Metro police commanders blamed these lower clearance rates on having more drug-related crimes, which are harder to solve. However, the Fraternal Order of Police have a different take on why metro police can’t solve crimes: there are too few officers on the streets.
So instead of putting 19 much-needed cops on the street, the city locks them in a classroom to learn to “speak the language of a big, emerging minority in this community,” according to the Courier-Journal. But Yates, don’t you think this might prove helpful here and there? It certainly won’t hurt to have a few officers speaking a second language. However, folks, I think it might be just oh so slightly important to prioritize a little here. How about we put that $80,000 toward solving a few of the 41 murders we’ve had in eight months here? How about we put that $80,000 toward getting the local drug dealers off the street corners and into prison? Hey, maybe if we could put a hurtin’ on the drug trade, our crimes would suddenly be easier to solve! Or we could just spend that $80,000 on improving officers’ equipment or – here’s a thought – hiring an additional street cop to protect the citizens of this fine city.
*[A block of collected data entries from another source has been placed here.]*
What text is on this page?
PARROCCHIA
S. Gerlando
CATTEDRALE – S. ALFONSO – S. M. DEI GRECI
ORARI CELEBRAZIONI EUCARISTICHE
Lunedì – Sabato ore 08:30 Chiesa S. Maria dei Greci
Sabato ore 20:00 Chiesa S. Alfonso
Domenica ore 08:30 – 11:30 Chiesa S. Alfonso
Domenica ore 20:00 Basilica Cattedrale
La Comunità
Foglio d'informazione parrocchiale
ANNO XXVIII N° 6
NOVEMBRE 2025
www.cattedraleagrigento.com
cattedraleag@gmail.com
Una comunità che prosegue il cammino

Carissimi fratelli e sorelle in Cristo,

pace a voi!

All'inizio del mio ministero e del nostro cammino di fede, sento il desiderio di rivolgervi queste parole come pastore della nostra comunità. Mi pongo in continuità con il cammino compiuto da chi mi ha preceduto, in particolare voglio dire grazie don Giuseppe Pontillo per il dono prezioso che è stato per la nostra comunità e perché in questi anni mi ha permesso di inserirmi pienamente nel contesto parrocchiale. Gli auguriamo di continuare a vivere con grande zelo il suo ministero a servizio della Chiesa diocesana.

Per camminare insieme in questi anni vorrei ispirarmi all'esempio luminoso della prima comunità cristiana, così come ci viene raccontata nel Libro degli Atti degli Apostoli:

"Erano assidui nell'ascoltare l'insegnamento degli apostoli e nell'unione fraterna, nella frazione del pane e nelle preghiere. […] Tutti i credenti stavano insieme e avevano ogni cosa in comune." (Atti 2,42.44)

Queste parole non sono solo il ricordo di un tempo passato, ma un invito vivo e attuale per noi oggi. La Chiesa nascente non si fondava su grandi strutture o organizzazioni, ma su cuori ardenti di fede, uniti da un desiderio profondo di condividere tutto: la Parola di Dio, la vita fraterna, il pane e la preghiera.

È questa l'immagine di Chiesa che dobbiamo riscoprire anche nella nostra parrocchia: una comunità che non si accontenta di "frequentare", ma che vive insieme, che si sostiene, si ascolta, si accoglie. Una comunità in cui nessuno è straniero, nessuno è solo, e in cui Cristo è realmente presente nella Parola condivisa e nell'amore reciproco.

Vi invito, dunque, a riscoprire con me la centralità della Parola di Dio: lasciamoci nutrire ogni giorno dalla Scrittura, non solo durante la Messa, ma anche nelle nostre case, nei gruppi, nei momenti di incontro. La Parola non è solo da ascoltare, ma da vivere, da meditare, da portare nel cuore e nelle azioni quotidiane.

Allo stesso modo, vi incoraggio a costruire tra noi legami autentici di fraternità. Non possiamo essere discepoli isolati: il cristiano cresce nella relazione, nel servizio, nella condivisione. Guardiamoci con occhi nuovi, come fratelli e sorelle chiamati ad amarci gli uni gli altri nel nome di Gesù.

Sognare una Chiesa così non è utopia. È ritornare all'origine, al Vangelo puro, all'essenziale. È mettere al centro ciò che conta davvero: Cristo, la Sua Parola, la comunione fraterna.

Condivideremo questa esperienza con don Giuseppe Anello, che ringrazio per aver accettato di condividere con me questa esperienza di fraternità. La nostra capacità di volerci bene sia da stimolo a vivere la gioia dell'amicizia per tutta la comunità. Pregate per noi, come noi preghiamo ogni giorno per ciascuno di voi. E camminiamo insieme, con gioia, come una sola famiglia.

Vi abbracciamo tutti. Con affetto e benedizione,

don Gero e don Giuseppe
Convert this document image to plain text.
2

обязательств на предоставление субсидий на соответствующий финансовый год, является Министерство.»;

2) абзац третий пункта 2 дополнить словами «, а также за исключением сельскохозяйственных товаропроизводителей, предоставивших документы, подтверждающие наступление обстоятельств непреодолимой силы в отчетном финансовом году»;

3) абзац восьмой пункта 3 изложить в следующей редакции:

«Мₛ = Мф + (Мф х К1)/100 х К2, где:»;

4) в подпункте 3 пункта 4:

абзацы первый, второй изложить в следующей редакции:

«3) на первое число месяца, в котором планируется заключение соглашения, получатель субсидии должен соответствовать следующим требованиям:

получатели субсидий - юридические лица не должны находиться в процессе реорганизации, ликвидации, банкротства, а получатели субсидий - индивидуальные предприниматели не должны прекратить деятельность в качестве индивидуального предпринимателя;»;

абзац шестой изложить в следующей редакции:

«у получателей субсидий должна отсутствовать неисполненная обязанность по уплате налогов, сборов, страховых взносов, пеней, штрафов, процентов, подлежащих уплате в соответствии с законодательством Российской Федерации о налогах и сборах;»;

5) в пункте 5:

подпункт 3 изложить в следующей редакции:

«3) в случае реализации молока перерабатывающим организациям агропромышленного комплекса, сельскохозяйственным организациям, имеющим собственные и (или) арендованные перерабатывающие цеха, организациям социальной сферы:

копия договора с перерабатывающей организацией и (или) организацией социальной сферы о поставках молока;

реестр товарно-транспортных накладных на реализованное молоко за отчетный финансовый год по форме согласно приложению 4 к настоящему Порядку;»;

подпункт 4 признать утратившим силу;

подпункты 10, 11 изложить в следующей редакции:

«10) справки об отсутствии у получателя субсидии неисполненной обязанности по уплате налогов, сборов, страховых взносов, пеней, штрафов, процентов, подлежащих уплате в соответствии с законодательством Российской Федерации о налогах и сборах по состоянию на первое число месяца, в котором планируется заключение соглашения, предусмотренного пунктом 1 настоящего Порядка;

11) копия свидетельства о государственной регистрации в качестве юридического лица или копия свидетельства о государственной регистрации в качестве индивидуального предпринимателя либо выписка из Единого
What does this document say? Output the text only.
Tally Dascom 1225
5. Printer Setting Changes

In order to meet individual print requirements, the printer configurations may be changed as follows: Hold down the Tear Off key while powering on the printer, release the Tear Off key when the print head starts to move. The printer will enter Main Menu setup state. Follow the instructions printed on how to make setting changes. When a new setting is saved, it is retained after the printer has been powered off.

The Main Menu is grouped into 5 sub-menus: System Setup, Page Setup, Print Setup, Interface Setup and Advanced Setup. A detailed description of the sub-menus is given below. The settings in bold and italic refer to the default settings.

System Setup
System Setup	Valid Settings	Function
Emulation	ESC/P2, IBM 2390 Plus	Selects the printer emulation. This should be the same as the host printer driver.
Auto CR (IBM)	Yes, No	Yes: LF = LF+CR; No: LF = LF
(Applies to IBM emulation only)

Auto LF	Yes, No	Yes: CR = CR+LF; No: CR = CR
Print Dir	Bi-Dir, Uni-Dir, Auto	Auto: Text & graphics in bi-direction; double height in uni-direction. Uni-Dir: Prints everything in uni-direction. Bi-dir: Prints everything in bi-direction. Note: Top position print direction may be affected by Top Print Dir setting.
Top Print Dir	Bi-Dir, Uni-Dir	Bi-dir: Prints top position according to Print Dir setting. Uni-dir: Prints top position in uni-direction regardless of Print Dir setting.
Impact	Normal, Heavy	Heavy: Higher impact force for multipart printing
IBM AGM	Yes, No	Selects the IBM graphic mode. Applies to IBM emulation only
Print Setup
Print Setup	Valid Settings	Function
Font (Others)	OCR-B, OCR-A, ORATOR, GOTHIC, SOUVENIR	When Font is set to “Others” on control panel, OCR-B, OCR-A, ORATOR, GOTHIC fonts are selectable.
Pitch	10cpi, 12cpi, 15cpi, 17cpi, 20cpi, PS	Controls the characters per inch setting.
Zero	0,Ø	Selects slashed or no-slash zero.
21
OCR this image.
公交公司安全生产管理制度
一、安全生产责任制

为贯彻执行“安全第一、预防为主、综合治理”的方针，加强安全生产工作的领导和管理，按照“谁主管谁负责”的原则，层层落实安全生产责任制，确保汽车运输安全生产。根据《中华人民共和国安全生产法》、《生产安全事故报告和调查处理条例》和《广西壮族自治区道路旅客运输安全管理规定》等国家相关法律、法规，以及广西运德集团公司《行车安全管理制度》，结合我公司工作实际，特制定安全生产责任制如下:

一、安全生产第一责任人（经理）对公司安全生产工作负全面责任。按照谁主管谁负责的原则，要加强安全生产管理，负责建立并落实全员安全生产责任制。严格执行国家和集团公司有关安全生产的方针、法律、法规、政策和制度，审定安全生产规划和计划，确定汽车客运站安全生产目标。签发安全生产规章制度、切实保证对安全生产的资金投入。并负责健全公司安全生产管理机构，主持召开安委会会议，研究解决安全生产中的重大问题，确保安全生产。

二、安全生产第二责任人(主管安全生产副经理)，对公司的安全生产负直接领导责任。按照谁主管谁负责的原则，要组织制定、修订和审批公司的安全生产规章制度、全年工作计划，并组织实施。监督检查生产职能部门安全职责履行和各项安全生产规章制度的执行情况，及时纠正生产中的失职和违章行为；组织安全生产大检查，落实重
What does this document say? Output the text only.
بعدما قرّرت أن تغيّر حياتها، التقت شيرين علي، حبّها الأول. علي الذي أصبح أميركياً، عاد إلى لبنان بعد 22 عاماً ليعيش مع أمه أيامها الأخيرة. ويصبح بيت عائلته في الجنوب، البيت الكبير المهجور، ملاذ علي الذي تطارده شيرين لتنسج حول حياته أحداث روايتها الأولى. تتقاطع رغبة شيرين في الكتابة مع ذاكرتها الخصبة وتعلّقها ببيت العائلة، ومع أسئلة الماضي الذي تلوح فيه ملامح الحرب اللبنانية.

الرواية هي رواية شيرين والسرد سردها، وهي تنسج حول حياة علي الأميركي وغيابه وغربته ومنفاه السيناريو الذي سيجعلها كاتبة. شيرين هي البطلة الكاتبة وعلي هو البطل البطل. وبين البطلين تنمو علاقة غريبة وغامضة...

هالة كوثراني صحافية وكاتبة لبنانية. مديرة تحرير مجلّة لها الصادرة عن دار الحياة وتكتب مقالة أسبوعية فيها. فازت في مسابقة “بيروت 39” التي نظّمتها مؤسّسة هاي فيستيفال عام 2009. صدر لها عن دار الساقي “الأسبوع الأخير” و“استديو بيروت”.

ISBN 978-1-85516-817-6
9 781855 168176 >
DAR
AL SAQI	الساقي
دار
The Courier-Journal, predictably, thinks this program is the greatest thing to hit Louisville since the second coming of the Messiah himself, Jerry Abramson. A recent editorial spoke in glowing terms, telling readers to “imagine” that an “officer levels his revolver and shouts, ‘Policia – ne se meuva!’ You might not move. But if you don’t know Spanish, you just might panic and run, which could lead to a very bad end.” They then ask you to remain in dreamland for another moment and imagine the reverse: “you are a Spanish-speaker in some kind of confusing encounter with a local lawman who shouts…” And, well you get the idea. If you speak Spanish, and a cop waves his gun and yells in English, you’re going to try to run and end up with a bullet in the back of the head.
First of all, may I interrupt here to point out that, if a cop has to yell and aim a gun at you, then the situation really isn’t all that confusing…you’re busted.
Secondly, allow my interruption to continue as I also point out that, if a cop is yelling and aiming his gun at you, it’s not a good idea to turn and run, no matter what language he’s screaming in. If a police officer yells at you, and your first instinct is to run away, then you’re most likely guilty of something.
Thirdly, and this is the final interruption I promise, if you make your home in America and you can’t comprehend STOP, then what are you doing here in the first place? Not to mention, man in blue waving gun would seem to speak in a universal language.
Eighty thousand dollars is a good amount of money, but in truth, our officers need even more. However, there’s no point in handing it to them if we’re just going to teach them to speak a second language. Maybe we ought to give the Hispanics some English lessons and teach them a new primary language. That way they could fully assimilate themselves into the culture of America…where they live. If they would prefer their cops to speak Spanish, they can always move back to Mexico. If I travel to Mexico City, I expect that the police will speak Spanish, and I’m not going to demand they converse in English. And should they shout and wave a gun in my face, I’m going to have the sense to stop. (And I don’t even need to know Spanish to do it, either!)